Friday, January 16, 2009

Forks: A tine or two for art



In my debut post, I mentioned that I would like to use this blog to have some fun from time to time, whether it be in the discussion itself or with the pictures. So I'm going to use today's post to do just that, introducing one of several still-life images I've concocted that use a fork as the primary subject. I call my ongoing fork endeavor "Tines Art" ... and I call the above image, which dates to April 2007, "Salt 'n' Pepa Reach the Forks in the Row." 

With one exception, for all the photos in my Tines Art Series, I used a makeshift mini-studio. The studio consists of the dining room table, one horizontal gray cardboard and two vertical cardboards (the latter to help funnel or direct light), and sunlight from a north window. I'll introduce the other images in my series in subsequent posts.

Oddly, only two months after I came up with the first two images in this series (I shot the first in March 2007), Greg Mitchell, the teacher of an advanced photography class I took at IUPUI through the Continuing Education Program, assigned our class to take a photograph that incorporated as its subject -- can you guess? Uh-huh. A fork.
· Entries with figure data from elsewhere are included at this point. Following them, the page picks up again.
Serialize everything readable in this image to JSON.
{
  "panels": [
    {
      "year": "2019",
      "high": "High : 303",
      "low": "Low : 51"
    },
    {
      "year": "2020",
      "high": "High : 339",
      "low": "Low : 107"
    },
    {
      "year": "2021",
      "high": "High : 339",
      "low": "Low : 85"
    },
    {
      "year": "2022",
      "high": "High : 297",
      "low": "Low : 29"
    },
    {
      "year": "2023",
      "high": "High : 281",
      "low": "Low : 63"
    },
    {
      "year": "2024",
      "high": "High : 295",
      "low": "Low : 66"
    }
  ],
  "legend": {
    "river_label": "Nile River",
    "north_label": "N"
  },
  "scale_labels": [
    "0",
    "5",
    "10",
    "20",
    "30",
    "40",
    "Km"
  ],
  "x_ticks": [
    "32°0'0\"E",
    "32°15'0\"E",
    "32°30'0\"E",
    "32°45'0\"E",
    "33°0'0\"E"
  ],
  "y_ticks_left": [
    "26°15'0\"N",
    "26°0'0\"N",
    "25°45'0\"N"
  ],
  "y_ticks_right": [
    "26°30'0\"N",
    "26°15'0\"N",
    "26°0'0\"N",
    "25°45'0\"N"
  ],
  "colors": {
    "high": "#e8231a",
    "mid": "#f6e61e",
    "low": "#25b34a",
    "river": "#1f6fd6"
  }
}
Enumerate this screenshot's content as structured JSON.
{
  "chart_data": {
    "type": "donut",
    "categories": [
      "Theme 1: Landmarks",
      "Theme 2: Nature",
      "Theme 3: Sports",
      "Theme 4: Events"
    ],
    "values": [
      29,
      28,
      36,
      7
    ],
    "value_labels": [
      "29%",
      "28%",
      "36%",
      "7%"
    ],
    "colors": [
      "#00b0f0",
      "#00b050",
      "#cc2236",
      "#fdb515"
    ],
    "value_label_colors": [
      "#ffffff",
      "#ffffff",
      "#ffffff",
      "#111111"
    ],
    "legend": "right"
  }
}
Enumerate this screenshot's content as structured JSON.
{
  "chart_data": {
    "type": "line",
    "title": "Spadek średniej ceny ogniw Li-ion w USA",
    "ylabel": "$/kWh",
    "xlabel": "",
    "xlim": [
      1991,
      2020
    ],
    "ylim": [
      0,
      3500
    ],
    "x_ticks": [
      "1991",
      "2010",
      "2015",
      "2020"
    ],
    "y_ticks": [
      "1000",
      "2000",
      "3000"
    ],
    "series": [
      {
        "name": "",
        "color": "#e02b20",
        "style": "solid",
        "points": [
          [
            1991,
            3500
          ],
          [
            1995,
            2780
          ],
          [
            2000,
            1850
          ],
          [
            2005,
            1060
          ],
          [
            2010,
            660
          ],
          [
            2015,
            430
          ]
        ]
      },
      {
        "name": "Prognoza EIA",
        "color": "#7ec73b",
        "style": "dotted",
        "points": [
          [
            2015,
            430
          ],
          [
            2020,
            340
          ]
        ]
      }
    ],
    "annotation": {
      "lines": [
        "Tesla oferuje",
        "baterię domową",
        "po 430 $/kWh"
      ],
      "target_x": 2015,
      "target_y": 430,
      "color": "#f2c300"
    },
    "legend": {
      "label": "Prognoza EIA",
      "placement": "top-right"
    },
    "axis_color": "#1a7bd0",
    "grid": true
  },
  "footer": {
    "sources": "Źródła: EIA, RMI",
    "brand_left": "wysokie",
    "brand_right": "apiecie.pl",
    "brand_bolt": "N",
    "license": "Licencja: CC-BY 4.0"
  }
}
I didn't submit "Forks in the Row" for my assignment, but I did submit the one I had taken in March. I thought the "fork in the road" concept might be a bit too obvious, and indeed, another student did submit one. To her credit, she did a nice job with it. She set up the shot outside and positioned a table fork on a road in rural Hancock County. It had to be a bit risky, considering that she could easily have encountered traffic in the time it took to set up and take the shot to her satisfaction. Increasing the danger, she lay prone in the center of the pavement to give the camera a direct line to the fork. She did ask her young son to act as a lookout for traffic, by the way, and fortunately, she had no close calls. The depth of field she used helped make hers a fine effort, I thought. 

After we submitted our images to Greg, he seemed less than impressed and challenged us to go out and do it again for the following week's assignment. I was glad; after submitting the first image, I felt like I had skirted the spirit of the assignment by submitting a photo I'd already taken, and I really did want to  do a new one. Now Greg was giving me that chance, and not only did I submit a new image for the redo assignment, I submitted two. After I'd taken the first shot and emailed it to Greg, I came upon a fortuitous situation for a second tines image, snagged it and sent that to Greg, too. When the class convened and Greg asked me to tell the story behind the second image, I got the sense that some of my classmates were skeptical, but I asserted then, and I assert now, it was 100% true. 

I'll tell that story in a later post.